Immanuelgemeinde verkauft Kirche an benachbartes Alten- und Pflegeheim / Entwidmungsgottesdienst am Sonntag
Das Gotteshaus wird zu einem Aufenthaltsraum für das Alten- und Pflegeheim "Haus Stiftstraße" umgebaut. "Ich freue mich, dass die Kirche somit als Gebäude erhalten bleibt", erklärt Pastor Schlichting. Dennoch sei es natürlich schade, dass die Gemeinde das knapp 90 Jahre alte Gotteshaus aufgeben muss. "Zuletzt konnten wir es jedoch weder finanziell noch personell weiter tragen", bedauert der Pfarrer.
Die Immanuelgemeinde, die zur selbstständigen Evangelisch-Lutherischen Kirche (SELK) gehört, hat in Minden zurzeit 35 Mitglieder. Bundesweit zählt die SELK rund 36 000 Gemeindeglieder. "Wir finanzieren uns ausschließlich über die Beiträge unserer Gläubigen sowie über Spenden", erläutert Pastor Schlichting.
Die Kirche wurde 1926 von 36 Gemeindegliedern errichtet.
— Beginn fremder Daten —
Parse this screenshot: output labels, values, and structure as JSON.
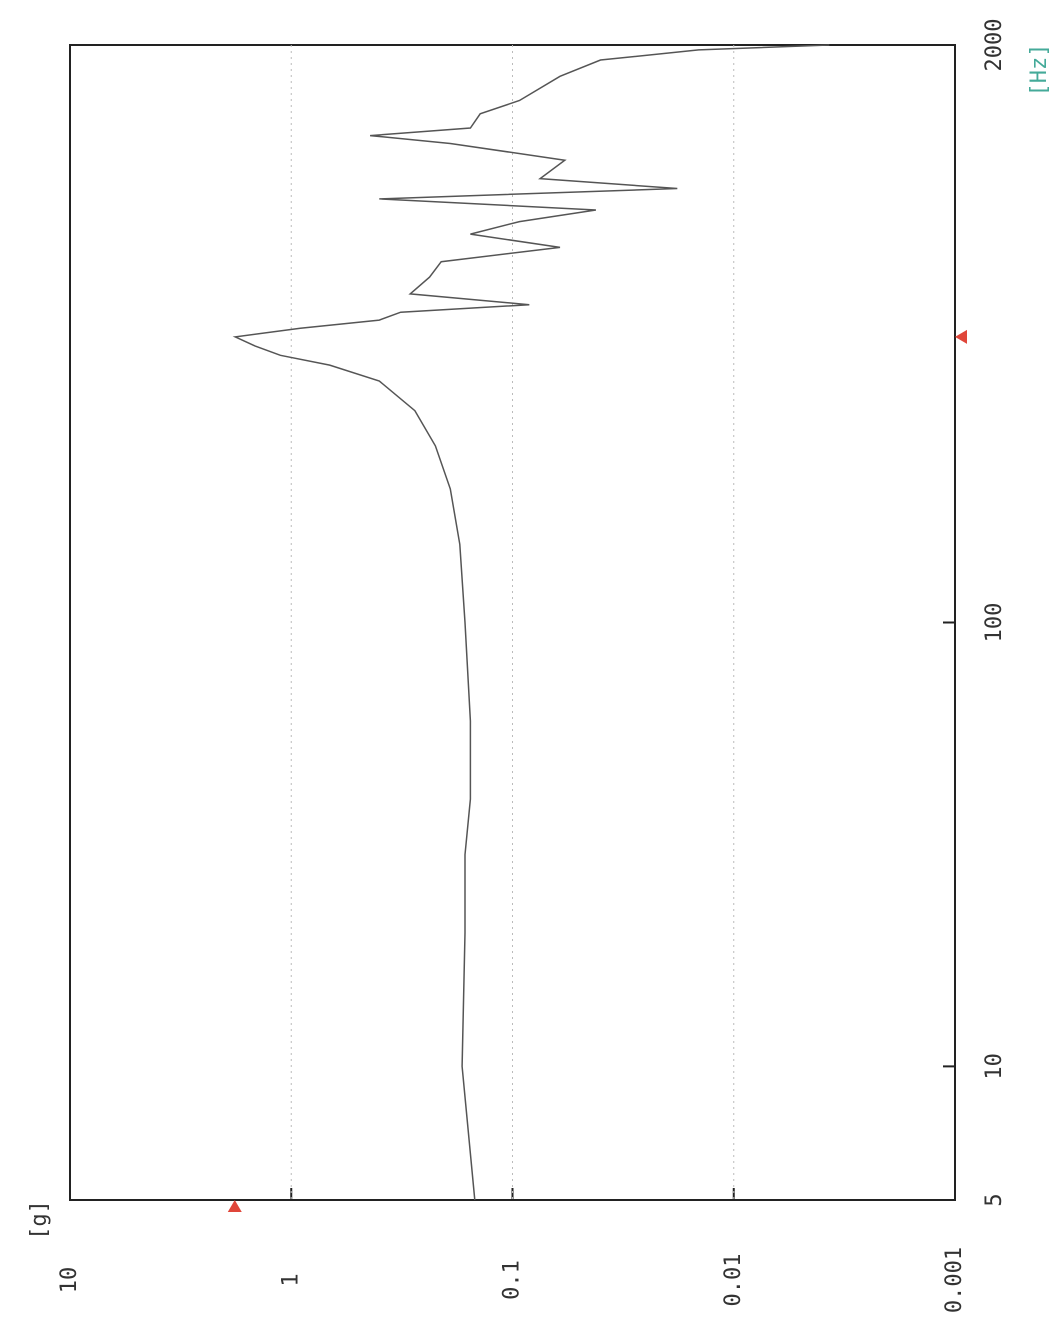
{
  "chart_data": {
    "type": "line",
    "y_label": "[g]",
    "x_label": "[Hz]",
    "x": [
      5,
      10,
      20,
      30,
      40,
      60,
      100,
      150,
      200,
      250,
      300,
      350,
      380,
      400,
      420,
      440,
      460,
      480,
      500,
      520,
      550,
      600,
      650,
      700,
      750,
      800,
      850,
      900,
      950,
      1000,
      1100,
      1200,
      1250,
      1300,
      1400,
      1500,
      1700,
      1850,
      1950,
      2000
    ],
    "values": [
      0.148,
      0.169,
      0.164,
      0.164,
      0.155,
      0.155,
      0.164,
      0.173,
      0.191,
      0.223,
      0.276,
      0.4,
      0.67,
      1.12,
      1.46,
      1.79,
      0.91,
      0.4,
      0.32,
      0.084,
      0.29,
      0.237,
      0.21,
      0.061,
      0.155,
      0.093,
      0.042,
      0.4,
      0.018,
      0.075,
      0.058,
      0.191,
      0.44,
      0.155,
      0.14,
      0.093,
      0.061,
      0.04,
      0.0144,
      0.0037
    ],
    "color": "#555555",
    "xlim": [
      5,
      2000
    ],
    "xticks": [
      5,
      10,
      100,
      2000
    ],
    "ylim": [
      0.001,
      10
    ],
    "yticks": [
      10,
      1,
      0.1,
      0.01,
      0.001
    ],
    "log_x": true,
    "log_y": true,
    "grid": true,
    "peak_marker": {
      "x": 440,
      "y": 1.8,
      "color": "#e0463a"
    }
  }
}
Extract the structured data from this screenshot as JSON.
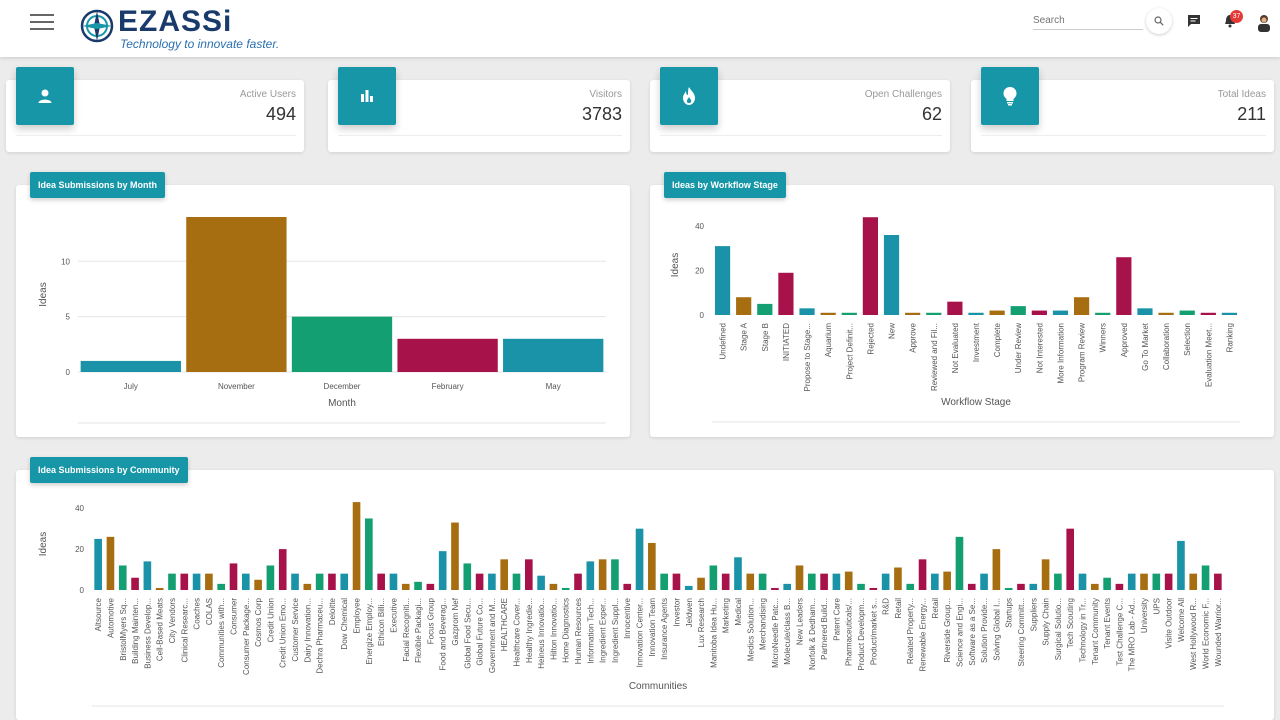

Ihre Blütezeit erlebte sie während der 50er- und 60er- Jahre, als sich zahlreiche Flüchtlinge in Minden niederließen. Da die Gemeinde jedoch zu Beginn der 70er-Jahre immer mehr schrumpfte, war sie für einige Jahre der Muttergemeinde in Heimsen angegliedert und wurde schließlich zusammen mit einer Gemeinde in Veltheim geführt. Seit rund zehn Jahren wird die Immanuelkirche von Stadthagen aus mit bedient. "Ich habe in Minden alle zwei Wochen einen Gottesdienst abgehalten, der in der Regel von acht Gläubigen besucht wurde", erklärt Pfarrer Schlichting.
Um Heizkosten zu sparen, hätten sich die Gläubigen bereits seit längerer Zeit nicht mehr im Kirchraum, sondern im kleinen Gemeindesaal zusammengefunden, berichtet Pastor Schlichting, der seit fünf Jahren die Mindener Gemeinde mit betreut.
Vor einiger Zeit sei dann die Geschäftsführung des benachbarten Alten- und Pflegeheims "Haus Stiftstraße" an die Gemeinde herangetreten und habe gefragt, ob sie das Gotteshaus kaufen könne, erinnert sich Pastor Schlichting. "Das war eine glückliche Fügung", erklärt der Gottesmann.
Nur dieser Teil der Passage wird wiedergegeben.